Unix: Delete all but N most recent files in a directory

Here’s a handy little command to delete every file in a directory except for the N most recent files. It is helpful for including in a log rotation or db backup script.

find /path/to/files/ -maxdepth 1 -type -f -name '*' -print0 | xargs -r0 ls -t | tail -n +5 | tr '\n' '\0' | xargs -r0 rm

Breaking down and explaining each section of the command, we have:

find /path/to/files/ -maxdepth 1 -type -f -name '*' -print0

This will list all files in the specified directory. The reason we use ‘find’ rather than ‘ls’ is because we need the full path of the files when later passing the argument list to the ‘rm’ command. We specify a ‘maxdepth’ so we only search within the current directory. We also specify a ‘type’ of ‘f’ so that we only find files and not other items like directories, sockets, or symbolic links. It’s probably best not to use ‘*’ as your ‘find’ expression, as it could be dangerous if you accidentally point it to the wrong directory. Use something like ‘*.sql.gz’ or ‘*.log’ or whatever suits you. Also note that we are using ‘-print0’ so that the subsequent commands will be able to handle spaces and other special characters in filenames (see http://en.wikipedia.org/wiki/Xargs#The_separator_problem)

xargs -r0 ls -t

This will sort the list returned by the ‘find’ command in descending order by timestamp (newest to oldest). The ‘-r’ parameter instructs xargs not to run of no files are found by the first ‘find’ command. The ‘-0’ parameter gets around the separator problem described in the previous step.

tail -n +5

This will filter the list to only show from the 5th line onward. So if you want to keep the 10 most recent files, use +10 as your argument.

tr '\n' '\0'

This is similar to using ‘-print0’ with the ‘find’ command above. We need to clean up the output so that the subsequent xargs command can handle potential spaces in the filenames. So we use the ‘tr’ command to translate newlines to the null character.

xargs -r0 rm

Finally, this command will delete the files returned by the combination of the previous commands.

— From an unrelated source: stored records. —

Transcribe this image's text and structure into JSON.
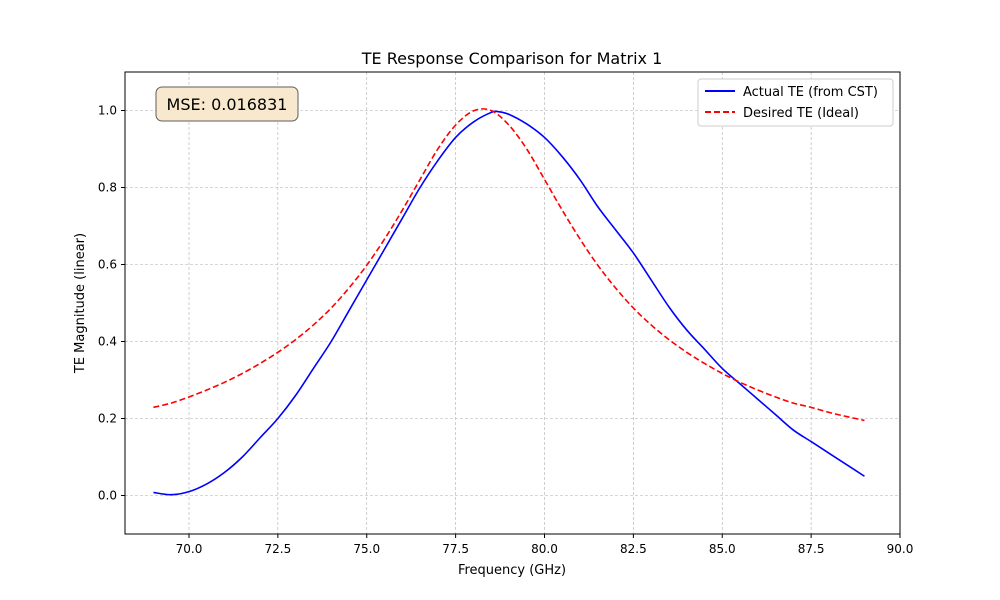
{
  "chart_data": {
    "type": "line",
    "title": "TE Response Comparison for Matrix 1",
    "xlabel": "Frequency (GHz)",
    "ylabel": "TE Magnitude (linear)",
    "xlim": [
      68.2,
      90.0
    ],
    "ylim": [
      -0.1,
      1.1
    ],
    "xticks": [
      70.0,
      72.5,
      75.0,
      77.5,
      80.0,
      82.5,
      85.0,
      87.5,
      90.0
    ],
    "xtick_labels": [
      "70.0",
      "72.5",
      "75.0",
      "77.5",
      "80.0",
      "82.5",
      "85.0",
      "87.5",
      "90.0"
    ],
    "yticks": [
      0.0,
      0.2,
      0.4,
      0.6,
      0.8,
      1.0
    ],
    "ytick_labels": [
      "0.0",
      "0.2",
      "0.4",
      "0.6",
      "0.8",
      "1.0"
    ],
    "grid": true,
    "legend_position": "top-right",
    "annotation": "MSE: 0.016831",
    "series": [
      {
        "name": "Actual TE (from CST)",
        "color": "#0000ff",
        "style": "solid",
        "x": [
          69.0,
          69.5,
          70.0,
          70.5,
          71.0,
          71.5,
          72.0,
          72.5,
          73.0,
          73.5,
          74.0,
          74.5,
          75.0,
          75.5,
          76.0,
          76.5,
          77.0,
          77.5,
          78.0,
          78.5,
          78.7,
          79.0,
          79.5,
          80.0,
          80.5,
          81.0,
          81.5,
          82.0,
          82.5,
          83.0,
          83.5,
          84.0,
          84.5,
          85.0,
          85.5,
          86.0,
          86.5,
          87.0,
          87.5,
          88.0,
          88.5,
          89.0
        ],
        "y": [
          0.008,
          0.002,
          0.01,
          0.03,
          0.06,
          0.1,
          0.15,
          0.2,
          0.26,
          0.33,
          0.4,
          0.48,
          0.56,
          0.64,
          0.72,
          0.8,
          0.87,
          0.93,
          0.97,
          0.995,
          0.997,
          0.99,
          0.965,
          0.93,
          0.88,
          0.82,
          0.75,
          0.69,
          0.63,
          0.56,
          0.49,
          0.43,
          0.38,
          0.33,
          0.29,
          0.25,
          0.21,
          0.17,
          0.14,
          0.11,
          0.08,
          0.05
        ]
      },
      {
        "name": "Desired TE (Ideal)",
        "color": "#ff0000",
        "style": "dashed",
        "x": [
          69.0,
          69.5,
          70.0,
          70.5,
          71.0,
          71.5,
          72.0,
          72.5,
          73.0,
          73.5,
          74.0,
          74.5,
          75.0,
          75.5,
          76.0,
          76.5,
          77.0,
          77.5,
          78.0,
          78.5,
          79.0,
          79.5,
          80.0,
          80.5,
          81.0,
          81.5,
          82.0,
          82.5,
          83.0,
          83.5,
          84.0,
          84.5,
          85.0,
          85.5,
          86.0,
          86.5,
          87.0,
          87.5,
          88.0,
          88.5,
          89.0
        ],
        "y": [
          0.229,
          0.24,
          0.256,
          0.274,
          0.294,
          0.317,
          0.343,
          0.372,
          0.405,
          0.443,
          0.487,
          0.539,
          0.598,
          0.666,
          0.741,
          0.821,
          0.9,
          0.962,
          0.999,
          1.0,
          0.962,
          0.9,
          0.821,
          0.741,
          0.666,
          0.598,
          0.539,
          0.487,
          0.443,
          0.405,
          0.372,
          0.343,
          0.317,
          0.294,
          0.274,
          0.256,
          0.24,
          0.229,
          0.216,
          0.205,
          0.195
        ]
      }
    ]
  }
}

2 responses to “Unix: Delete all but N most recent files in a directory”

  1. Ole Tange says:

    Your use of xargs is dangerous because of the separator problem http://nd.gd/0t Consider using GNU Parallel instead http://nd.gd/0s

  2. Thanks for your feedback Ole. I have modified the post to reflect improved commands based on your feedback. Your GNU Parallel project looks interesting, but I am trying to solve my problem without having to rely on 3rd party tools or libraries.